Еще, заодно с Айзенбергом и Рубинштейном, мы вели классы в «Школе современного искусства» при РГГУ. Это было интересно, но непросто. Не знаю как кому, но мне, чтобы изображать непринужденную болтовню в течение часа, приходилось планировать предстоящий разговор всю неделю – вплоть до занятия. Я рассказывал студентам всякие были из собственного прошлого, напополам с ненастойчивыми умозаключениями – настойчивых у меня практически нет. Тогда мои байки еще не были замылены неоднократными интервью и вспоминать было в радость. В числе наших слушателей, чем я немножко горжусь, были нынешние заметные деятели культуры – Маша Гессен, Дмитрий Борисов, Андрей Курилкин и др. Однажды у меня на занятиях выступал Петр Вайль. Мы вышли на улицу Чаянова после занятий, и я пожаловался на студентов: «Почему они скованы, я ведь предлагаю им дилетантский разговор?» – «До дилетантского разговора нужно дорасти», – сказал Петя. Теперь они, видимо, доросли.Двадцать без малого лет жизни мне очень скрасил Петр Вайль. Мы мельком познакомились в Нью-Йорке в 1989 году. Потом я получил от него пространное остроумное и умное письмо и ответил на него. Вскоре мы стали друзьями; виделись от случая к случаю по обе стороны российской границы. Мне было с ним на удивление легко и покойно, как в домашнем халате. Объясню это странное сравнение. Моя сознательная жизнь прошла в большой мере среди оригиналов – ярких дарований со смещенным «центром тяжести». Я привык чувствовать себя уравновешенней, объективней и обыкновенней многих из этих недюжинных людей. Чуть ли даже не старее. И с опаской повторял неоднозначные слова Эйнштейна: «Объяснять мир нужно просто, как только возможно, но не проще». Лирическая червоточина изменила мою биографию существенней, чем меня самого. Правда, десятилетия общения с оригиналами сделали мой кругозор на порядок объемней и приучили, как в кабинете окулиста, примерять на себя «линзы» разных взглядов. Это труд полезный и правильный, но – труд. С Вайлем получалась передышка. Именно тайную и виноватую мою любовь к здравому смыслу, только в явном и торжествующем выражении, я с радостью узнал в Петре Вайле. Если продолжить оптическую метафору – меня подкупало, что мы оба смотрели на вещи сквозь трезвое оконное стекло.

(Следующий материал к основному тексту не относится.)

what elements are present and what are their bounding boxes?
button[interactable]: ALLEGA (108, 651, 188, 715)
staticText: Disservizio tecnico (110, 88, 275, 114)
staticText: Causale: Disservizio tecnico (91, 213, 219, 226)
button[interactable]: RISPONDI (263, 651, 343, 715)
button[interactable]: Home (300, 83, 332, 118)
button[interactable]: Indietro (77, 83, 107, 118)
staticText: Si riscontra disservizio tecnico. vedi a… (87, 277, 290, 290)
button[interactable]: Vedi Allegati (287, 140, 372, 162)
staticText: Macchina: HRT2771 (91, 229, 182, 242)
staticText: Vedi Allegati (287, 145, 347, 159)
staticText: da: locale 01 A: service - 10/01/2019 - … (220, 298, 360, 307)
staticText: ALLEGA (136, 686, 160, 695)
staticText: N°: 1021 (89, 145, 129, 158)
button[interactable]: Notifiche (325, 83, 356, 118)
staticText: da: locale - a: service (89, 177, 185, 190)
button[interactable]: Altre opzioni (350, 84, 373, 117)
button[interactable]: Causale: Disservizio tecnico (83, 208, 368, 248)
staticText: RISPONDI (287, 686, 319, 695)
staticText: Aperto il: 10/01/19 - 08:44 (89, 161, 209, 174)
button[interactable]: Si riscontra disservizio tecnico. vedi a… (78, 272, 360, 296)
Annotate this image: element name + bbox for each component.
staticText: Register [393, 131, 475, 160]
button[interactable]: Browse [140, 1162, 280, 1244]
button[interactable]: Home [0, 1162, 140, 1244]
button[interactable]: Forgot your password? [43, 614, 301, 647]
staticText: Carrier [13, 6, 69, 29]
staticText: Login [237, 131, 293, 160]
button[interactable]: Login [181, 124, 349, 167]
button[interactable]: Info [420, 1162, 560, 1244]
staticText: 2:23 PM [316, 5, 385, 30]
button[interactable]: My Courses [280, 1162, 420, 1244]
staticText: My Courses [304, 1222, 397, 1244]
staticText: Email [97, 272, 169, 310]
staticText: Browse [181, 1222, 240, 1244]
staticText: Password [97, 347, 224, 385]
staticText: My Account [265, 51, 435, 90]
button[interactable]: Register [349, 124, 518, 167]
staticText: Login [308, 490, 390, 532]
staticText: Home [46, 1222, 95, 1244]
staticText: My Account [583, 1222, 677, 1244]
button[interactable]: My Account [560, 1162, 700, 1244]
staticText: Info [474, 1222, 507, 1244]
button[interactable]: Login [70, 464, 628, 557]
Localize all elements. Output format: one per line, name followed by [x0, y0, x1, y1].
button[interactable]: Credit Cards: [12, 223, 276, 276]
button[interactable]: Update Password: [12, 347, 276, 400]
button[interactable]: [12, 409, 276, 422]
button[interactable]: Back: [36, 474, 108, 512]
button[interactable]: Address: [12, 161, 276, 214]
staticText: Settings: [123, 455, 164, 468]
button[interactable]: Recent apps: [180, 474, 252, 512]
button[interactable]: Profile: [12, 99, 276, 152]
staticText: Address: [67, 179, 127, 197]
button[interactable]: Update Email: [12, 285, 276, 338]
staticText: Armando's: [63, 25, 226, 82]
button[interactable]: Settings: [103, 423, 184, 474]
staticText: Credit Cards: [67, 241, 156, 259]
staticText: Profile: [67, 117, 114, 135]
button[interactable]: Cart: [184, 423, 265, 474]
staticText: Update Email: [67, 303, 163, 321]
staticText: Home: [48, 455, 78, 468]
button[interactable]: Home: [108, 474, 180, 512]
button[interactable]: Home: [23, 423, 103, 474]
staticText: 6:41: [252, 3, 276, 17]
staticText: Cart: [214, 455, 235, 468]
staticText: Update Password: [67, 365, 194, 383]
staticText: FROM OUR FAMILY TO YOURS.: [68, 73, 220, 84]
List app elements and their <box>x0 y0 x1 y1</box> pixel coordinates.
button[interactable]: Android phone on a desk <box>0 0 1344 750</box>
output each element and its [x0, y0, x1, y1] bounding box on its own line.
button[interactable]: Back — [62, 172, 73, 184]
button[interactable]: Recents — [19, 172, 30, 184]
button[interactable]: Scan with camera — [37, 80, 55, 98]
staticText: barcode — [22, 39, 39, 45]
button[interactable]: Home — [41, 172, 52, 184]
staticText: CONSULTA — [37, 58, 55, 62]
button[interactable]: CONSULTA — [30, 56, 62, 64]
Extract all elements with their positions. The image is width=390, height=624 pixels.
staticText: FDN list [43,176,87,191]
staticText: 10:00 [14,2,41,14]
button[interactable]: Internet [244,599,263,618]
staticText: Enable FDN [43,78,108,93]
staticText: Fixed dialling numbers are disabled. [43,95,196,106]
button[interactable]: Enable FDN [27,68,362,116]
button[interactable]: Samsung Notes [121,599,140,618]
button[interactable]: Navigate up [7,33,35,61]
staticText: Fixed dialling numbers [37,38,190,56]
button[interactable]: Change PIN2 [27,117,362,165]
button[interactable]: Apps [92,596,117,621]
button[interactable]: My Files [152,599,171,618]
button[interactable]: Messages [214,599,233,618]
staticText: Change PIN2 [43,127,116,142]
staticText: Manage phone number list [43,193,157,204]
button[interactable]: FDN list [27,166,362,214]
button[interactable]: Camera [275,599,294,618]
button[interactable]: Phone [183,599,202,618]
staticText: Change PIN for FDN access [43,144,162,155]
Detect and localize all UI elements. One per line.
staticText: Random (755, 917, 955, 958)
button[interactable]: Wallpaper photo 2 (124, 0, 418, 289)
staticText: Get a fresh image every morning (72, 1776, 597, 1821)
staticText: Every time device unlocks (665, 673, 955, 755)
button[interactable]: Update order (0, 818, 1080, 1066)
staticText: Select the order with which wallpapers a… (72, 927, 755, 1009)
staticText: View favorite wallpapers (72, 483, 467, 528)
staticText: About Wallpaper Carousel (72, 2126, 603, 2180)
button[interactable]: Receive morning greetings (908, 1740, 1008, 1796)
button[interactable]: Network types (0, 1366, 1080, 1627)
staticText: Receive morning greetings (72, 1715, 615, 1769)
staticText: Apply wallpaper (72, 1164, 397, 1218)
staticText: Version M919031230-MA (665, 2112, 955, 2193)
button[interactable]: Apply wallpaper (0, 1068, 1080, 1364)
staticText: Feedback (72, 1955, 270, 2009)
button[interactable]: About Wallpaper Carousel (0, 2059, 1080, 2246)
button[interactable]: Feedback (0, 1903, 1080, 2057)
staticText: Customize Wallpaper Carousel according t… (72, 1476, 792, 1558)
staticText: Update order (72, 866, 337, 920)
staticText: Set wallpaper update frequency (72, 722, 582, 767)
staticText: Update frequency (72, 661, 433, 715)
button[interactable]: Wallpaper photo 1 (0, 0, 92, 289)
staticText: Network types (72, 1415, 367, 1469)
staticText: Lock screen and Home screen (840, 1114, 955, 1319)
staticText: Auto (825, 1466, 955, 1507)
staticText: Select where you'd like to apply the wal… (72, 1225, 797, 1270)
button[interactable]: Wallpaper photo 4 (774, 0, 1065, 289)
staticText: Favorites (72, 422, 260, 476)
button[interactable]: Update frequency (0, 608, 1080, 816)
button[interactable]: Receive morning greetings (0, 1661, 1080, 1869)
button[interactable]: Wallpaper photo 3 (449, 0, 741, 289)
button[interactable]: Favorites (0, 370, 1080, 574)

Среди многочисленных человеческих добродетелей Пети Вайля (смелость, широта, бодрость духа) была еще одна, совсем не частая: он, как подросток или женщина, увлекался людьми, которых считал талантливыми, и держал их на особом счету. Видимо, я попал в число этих баловней и получил от его щедрот сполна. Перечень фактических проявлений Петиной дружеской заботы и такта занял бы много места. Когда мы семьями ездили по Италии и его попечениями как сыр в масле катались, я как-то с глазу на глаз, довольно топорно проявляя благодарное понимание, спросил Петю, сильно ли они с Элей потеряли в комфорте, приноравливаясь к нашему с Леной скромному достатку (дешевые гостиницы, сухой паек и т. п.). «Отвяжись», – ответил Петя.